In the early years of bed tax collection, many communities placed the new revenue in their general fund — a financial black hole into which money from a combination of sources is sucked in and commingled. Later, restrictions were often put on use of the money.

In Florida, laws governing distribution of a Tourist Development Tax were established after Walt Disney World began drawing tens of millions of visitors a year — most of whom stayed at lodging facilities in and around Orlando. When a 2 percent bed tax was instituted, a ton of dough began filling Orange County coffers.

Here in St. Johns County, the Tourist Development Council was recognized by the county commission in 1986 as the designated bed tax recipient.

Some Florida counties are allowed to use a portion of bed tax revenue for beach rehabilitation, venue construction and some other tourist-related exceptions.
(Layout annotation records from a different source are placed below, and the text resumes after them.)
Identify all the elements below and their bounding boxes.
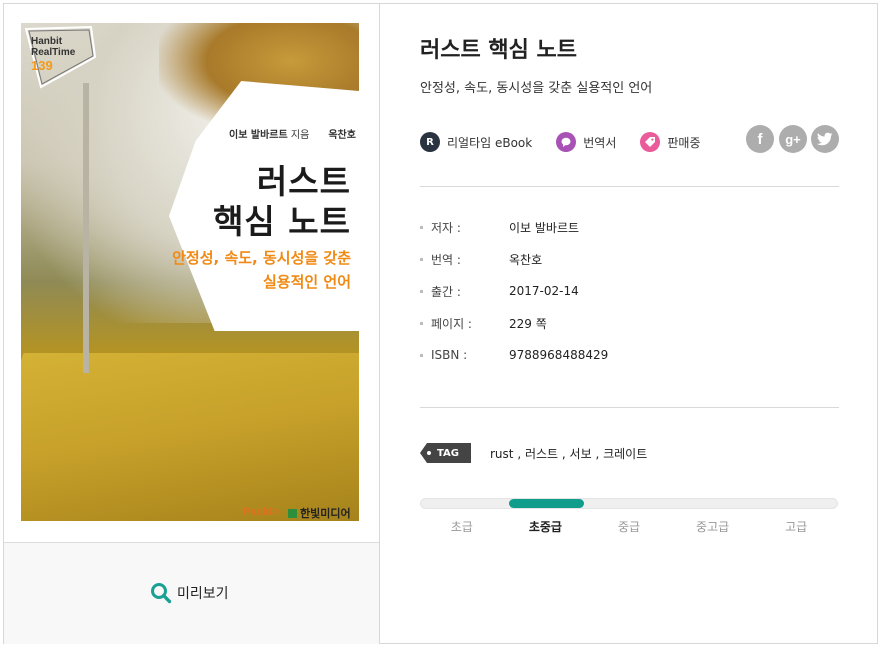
magnifier-icon bbox=[151, 583, 172, 604]
series-badge: Hanbit RealTime 139 bbox=[21, 23, 101, 93]
difficulty-level-option: 초중급 bbox=[528, 520, 562, 534]
cover-road bbox=[21, 353, 359, 521]
twitter-share-button[interactable] bbox=[811, 125, 839, 153]
badge-realtime-ebook[interactable]: R 리얼타임 eBook bbox=[420, 132, 532, 152]
cover-publisher-name: 한빛미디어 bbox=[300, 507, 351, 520]
badge-realtime-label: 리얼타임 eBook bbox=[447, 135, 533, 150]
cover-publisher-logo: 한빛미디어 bbox=[288, 505, 351, 521]
meta-pages-value: 229 쪽 bbox=[509, 316, 547, 331]
tag-link[interactable]: 서보 bbox=[570, 447, 592, 461]
series-name-line1: Hanbit bbox=[31, 36, 63, 47]
meta-author-row: 저자 : 이보 발바르트 bbox=[420, 217, 579, 237]
book-cover-image[interactable]: Hanbit RealTime 139 이보 발바르트 지음 옥찬호 옮김 러스… bbox=[21, 23, 359, 521]
bullet bbox=[420, 321, 423, 325]
preview-label: 미리보기 bbox=[177, 586, 229, 602]
translate-icon bbox=[556, 132, 577, 152]
difficulty-level-option: 중급 bbox=[617, 520, 641, 534]
badge-on-sale-label: 판매중 bbox=[667, 135, 701, 150]
meta-author-value[interactable]: 이보 발바르트 bbox=[509, 219, 579, 236]
meta-published-key: 출간 : bbox=[431, 284, 461, 299]
meta-pages-key: 페이지 : bbox=[431, 316, 472, 331]
cover-packt-logo: Packt> bbox=[243, 506, 279, 518]
badge-on-sale[interactable]: 판매중 bbox=[640, 132, 700, 152]
difficulty-level-indicator bbox=[508, 499, 584, 508]
tag-link[interactable]: 러스트 bbox=[525, 447, 558, 461]
divider-bottom bbox=[420, 407, 839, 408]
badge-translated[interactable]: 번역서 bbox=[556, 132, 616, 152]
bullet bbox=[420, 353, 423, 357]
meta-isbn-row: ISBN : 9788968488429 bbox=[420, 345, 608, 365]
cover-credits: 이보 발바르트 지음 옥찬호 옮김 bbox=[229, 126, 359, 141]
cover-pole bbox=[83, 83, 89, 373]
cover-title-line2: 핵심 노트 bbox=[213, 202, 351, 241]
difficulty-level-option: 초급 bbox=[450, 520, 473, 534]
meta-published-value: 2017-02-14 bbox=[509, 284, 579, 298]
difficulty-level-option: 중고급 bbox=[696, 520, 730, 534]
meta-isbn-key: ISBN : bbox=[431, 348, 468, 362]
series-name-line2: RealTime bbox=[31, 47, 76, 58]
meta-translator-value[interactable]: 옥찬호 bbox=[509, 251, 542, 268]
difficulty-level-track bbox=[420, 498, 838, 509]
meta-pages-row: 페이지 : 229 쪽 bbox=[420, 313, 547, 333]
bullet bbox=[420, 225, 423, 229]
cover-author-role: 지음 bbox=[290, 130, 310, 141]
tag-hole-icon bbox=[427, 451, 431, 455]
bullet bbox=[420, 289, 423, 293]
cover-subtitle-line2: 실용적인 언어 bbox=[262, 273, 351, 291]
bullet bbox=[420, 257, 423, 261]
book-title: 러스트 핵심 노트 bbox=[420, 38, 577, 63]
google-plus-share-button[interactable]: g+ bbox=[779, 125, 807, 153]
google-plus-icon: g+ bbox=[785, 131, 801, 147]
difficulty-level-labels: 초급 초중급 중급 중고급 고급 bbox=[420, 518, 838, 534]
cover-subtitle-line1: 안정성, 속도, 동시성을 갖춘 bbox=[172, 249, 351, 267]
divider-top bbox=[420, 186, 839, 187]
cover-author: 이보 발바르트 bbox=[229, 130, 288, 141]
meta-translator-key: 번역 : bbox=[431, 252, 461, 267]
tag-label-text: TAG bbox=[437, 447, 459, 459]
publisher-mark-icon bbox=[288, 509, 297, 518]
book-subtitle: 안정성, 속도, 동시성을 갖춘 실용적인 언어 bbox=[420, 81, 653, 96]
meta-author-key: 저자 : bbox=[431, 220, 461, 235]
meta-published-row: 출간 : 2017-02-14 bbox=[420, 281, 579, 301]
badge-translated-label: 번역서 bbox=[583, 135, 617, 150]
tag-list: rust , 러스트 , 서보 , 크레이트 bbox=[490, 447, 648, 461]
difficulty-level-option: 고급 bbox=[785, 520, 808, 534]
meta-translator-row: 번역 : 옥찬호 bbox=[420, 249, 542, 269]
preview-button[interactable]: 미리보기 bbox=[150, 582, 229, 604]
twitter-icon bbox=[817, 132, 833, 146]
cover-translator: 옥찬호 bbox=[328, 130, 356, 141]
series-number: 139 bbox=[31, 58, 53, 73]
facebook-icon: f bbox=[757, 130, 763, 148]
facebook-share-button[interactable]: f bbox=[746, 125, 774, 153]
tag-icon bbox=[640, 132, 661, 152]
tag-link[interactable]: 크레이트 bbox=[603, 447, 647, 461]
tag-label: TAG bbox=[420, 443, 471, 463]
realtime-icon: R bbox=[420, 132, 440, 152]
badge-row: R 리얼타임 eBook 번역서 판매중 bbox=[420, 131, 724, 153]
meta-isbn-value: 9788968488429 bbox=[509, 348, 609, 362]
tag-link[interactable]: rust bbox=[490, 447, 514, 461]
State law, however, requires that the expenditures enhance tourism.

But what about the impact tourists have on essential city services and infrastructure?
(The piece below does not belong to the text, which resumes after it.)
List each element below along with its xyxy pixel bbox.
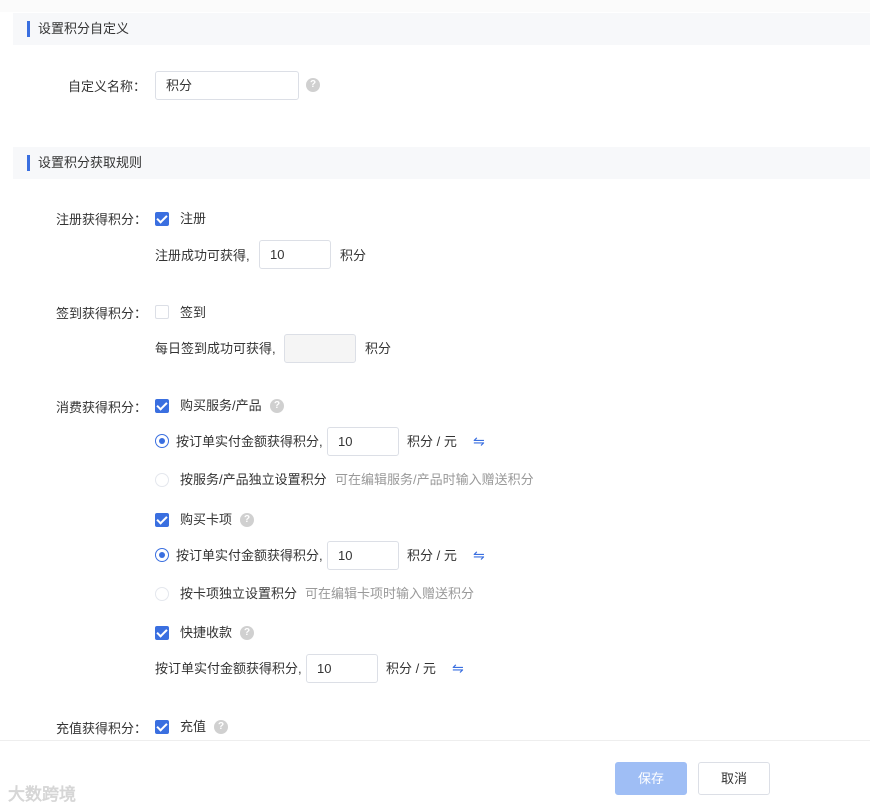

How many tourists require police or fire departments assistance? How many are pulled from the ocean by lifeguards then attended to by local emergency medical personnel? How many potholes grow bigger by the day as tourists drive over them?
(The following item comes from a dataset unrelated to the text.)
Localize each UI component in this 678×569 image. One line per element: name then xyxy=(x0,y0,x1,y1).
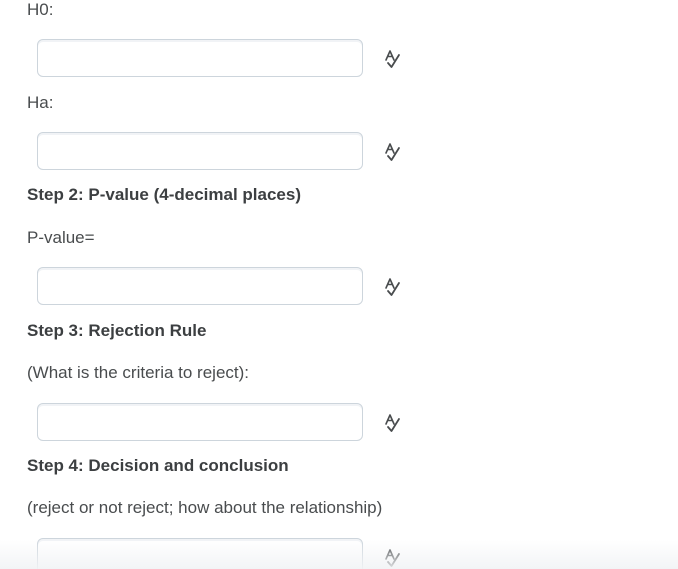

And why can’t a city use a portion of bed tax collected inside its city limits to promote activities the city deems appropriate, rather than depending on year-to-year inclinations of the Tourist Development Council? Well, because that’s the law in Florida. That’s why.

Maybe — just maybe — if cities like St. Augustine and St. Augustine Beach made a reasoned pitch to our state representatives, and gained support from the Florida League of Cities, a simple sentence could someday be added to the relevant Florida statute.

Something like: “Twenty-five percent of all Tourist Development Tax collected from within the incorporated limits of a municipality shall be returned to that municipality to accommodate marketing priorities as determined by the city, as well as help offset tourist-related infrastructure and resource impacts.”

How much would that mean for St. Augustine? Not sure, but yearly bed tax collection in St. Johns County is about $10 million — and steadily growing. Yes, a lot of that money is collected outside the city limits, but millions are collected from lodging businesses in the city. St. Augustine Beach generates a lot of bed tax revenue as well.

Redistribution of bed tax shouldn’t make any difference to local lodging owners, or to tourists, because the tax rate would remain the same. Local government entities would receive a reasonable share to help defray costly infrastructure and resource impacts, and the TDC would continue to receive several million dollars a year for its marketing effort.

I am a former small-town Chamber of Commerce president who spent decades working to increase tourism through costly, creative marketing. But while I was doing that, I recognized that a portion of the bed tax was needed to help offset infrastructure and city resource impacts resulting from tourism.

Wish decision-makers in Tallahassee felt the same way.